Netflix’s practice of releasing an entire season of its TV shows at once has been an admittedly pleasant change of pace for viewers with a lot of free time. There are many viewers that will end up binge-watching the entire season within the first couple of days, including the more than four in 10 Canadian TV viewers say they like to binge-watch TV shows. Those that don’t will likely be left out of the conversation.
Netflix binge-releasing entire seasons of its shows creates tension between bingers and casual viewers, limiting the discussions of the shows themselves, which devalues the cultural impact of Netflix’s most popular hits such as Stranger Things.
Binge-watchers have to be careful when talking about the shows they watch. Posting spoilers before friends and family have a chance to watch could cause issues, so binge-watchers have to limit the scope of their discussion and take extra precaution with what they say and where they say it.
By the numbers
Two weeks before the release of Stranger Things season two, social media mentions were slightly above the average for 2017-18, and skyrocketed in the week before in anticipation of the release. Social media mentions of Stranger Things peaked during the week of the release at more than 2.5 million, but the peak was short-lived and dropped precipitously over the following two weeks, falling to 1.17 million mentions, 46% of the peak of the release.

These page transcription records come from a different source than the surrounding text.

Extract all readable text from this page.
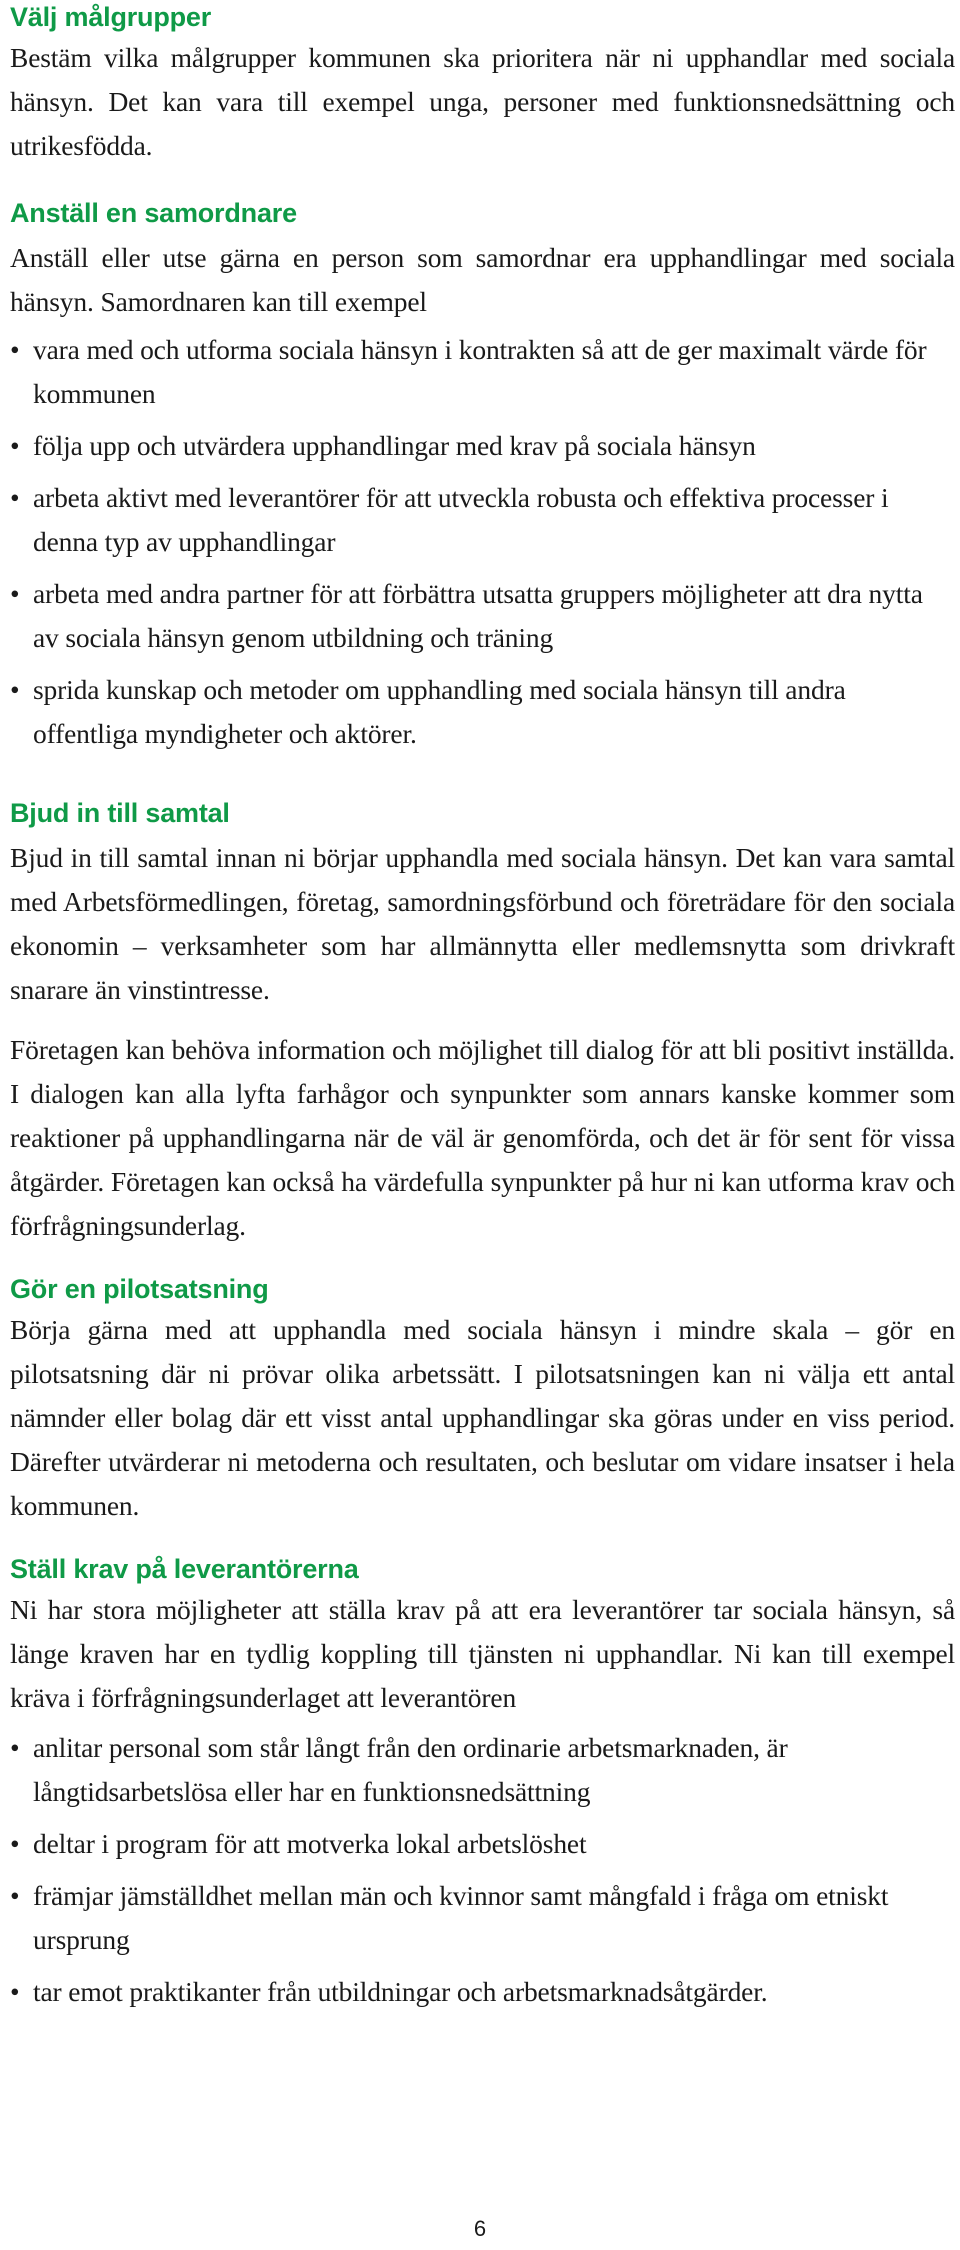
Välj målgrupper

Bestäm vilka målgrupper kommunen ska prioritera när ni upphandlar med sociala hänsyn. Det kan vara till exempel unga, personer med funktionsnedsättning och utrikesfödda.

Anställ en samordnare

Anställ eller utse gärna en person som samordnar era upphandlingar med sociala hänsyn. Samordnaren kan till exempel

• vara med och utforma sociala hänsyn i kontrakten så att de ger maximalt värde för kommunen
• följa upp och utvärdera upphandlingar med krav på sociala hänsyn
• arbeta aktivt med leverantörer för att utveckla robusta och effektiva processer i denna typ av upphandlingar
• arbeta med andra partner för att förbättra utsatta gruppers möjligheter att dra nytta av sociala hänsyn genom utbildning och träning
• sprida kunskap och metoder om upphandling med sociala hänsyn till andra offentliga myndigheter och aktörer.
Bjud in till samtal

Bjud in till samtal innan ni börjar upphandla med sociala hänsyn. Det kan vara samtal med Arbetsförmedlingen, företag, samordningsförbund och företrädare för den sociala ekonomin – verksamheter som har allmännytta eller medlemsnytta som drivkraft snarare än vinstintresse.

Företagen kan behöva information och möjlighet till dialog för att bli positivt inställda. I dialogen kan alla lyfta farhågor och synpunkter som annars kanske kommer som reaktioner på upphandlingarna när de väl är genomförda, och det är för sent för vissa åtgärder. Företagen kan också ha värdefulla synpunkter på hur ni kan utforma krav och förfrågningsunderlag.

Gör en pilotsatsning

Börja gärna med att upphandla med sociala hänsyn i mindre skala – gör en pilotsatsning där ni prövar olika arbetssätt. I pilotsatsningen kan ni välja ett antal nämnder eller bolag där ett visst antal upphandlingar ska göras under en viss period. Därefter utvärderar ni metoderna och resultaten, och beslutar om vidare insatser i hela kommunen.

Ställ krav på leverantörerna

Ni har stora möjligheter att ställa krav på att era leverantörer tar sociala hänsyn, så länge kraven har en tydlig koppling till tjänsten ni upphandlar. Ni kan till exempel kräva i förfrågningsunderlaget att leverantören

• anlitar personal som står långt från den ordinarie arbetsmarknaden, är långtidsarbetslösa eller har en funktionsnedsättning
• deltar i program för att motverka lokal arbetslöshet
• främjar jämställdhet mellan män och kvinnor samt mångfald i fråga om etniskt ursprung
• tar emot praktikanter från utbildningar och arbetsmarknadsåtgärder.
6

Stranger Things weekly social media mentions, 2017-18
Season two of Stranger Things had nine episodes, which under a traditionally scheduled format would run for just over two months. Even expanding releases to two per week would extend Stranger Things’ run-time to an entire month.
Traditionally scheduled programs have more sustained social media discussions during their run-time, meaning Netflix is missing out on weeks of elevated social media discussions on their popular shows. While social media mentions typically dip after a premiere for a TV show, the season finale is often more discussed than the season premiere. For Stranger Things, the premiere and the finale are available immediately, losing the opportunity for elevated discussion during its run-time as well as the peak for the highly anticipated finale.
Game of Thrones weekly social media mentions, 2017-18
Bigger than Game of Thrones?
By many metrics, Stranger Things should be an even bigger cultural hit than Game of Thrones; Game of Thrones has the benefit of a book following and seven seasons under its belt to build a devoted fan base, but Stranger Things has a wider reach with more viewers with Netflix than HBO. For the duration of April 2018 through November 2018 – the off-season for both programs – overall viewership of Netflix and Stranger Things were better than HBO and Game of Thrones, according to Mintel research. Netflix has more subscribers and Stranger Things also has a wider age appropriate range.
If it felt like everyone was talking about Game of Thrones the past two months, you weren’t alone. Game of Thrones seemingly owned the public sphere for its six-episode duration. If Game of Thrones released the entire final season on a single day, it would have certainly taken away from the overall consumer experience. The social media mentions for Game of Thrones for its most recent final season shows the dramatically increased engagement from more traditionally scheduled programming. It would be difficult to listen to a show-related podcast or participate in “death pools” like so many Game of Thrones fans did this past season if the entire season was released at once.
Game of Thrones weekly social media mentions, Jan 1, 2019 – Jun 2, 2019
What we think
The main drawback of binge-releasing entire seasons of a show is that rather than journeying to the end together at a scheduled pace, it is a free-for-all for fans to churn through the content, ultimately harming social engagement and the “water cooler” effect.
It’s possible more people will be talking about Stranger Things when it is released than Game of Thrones, they just won’t have the same amount of time to do it.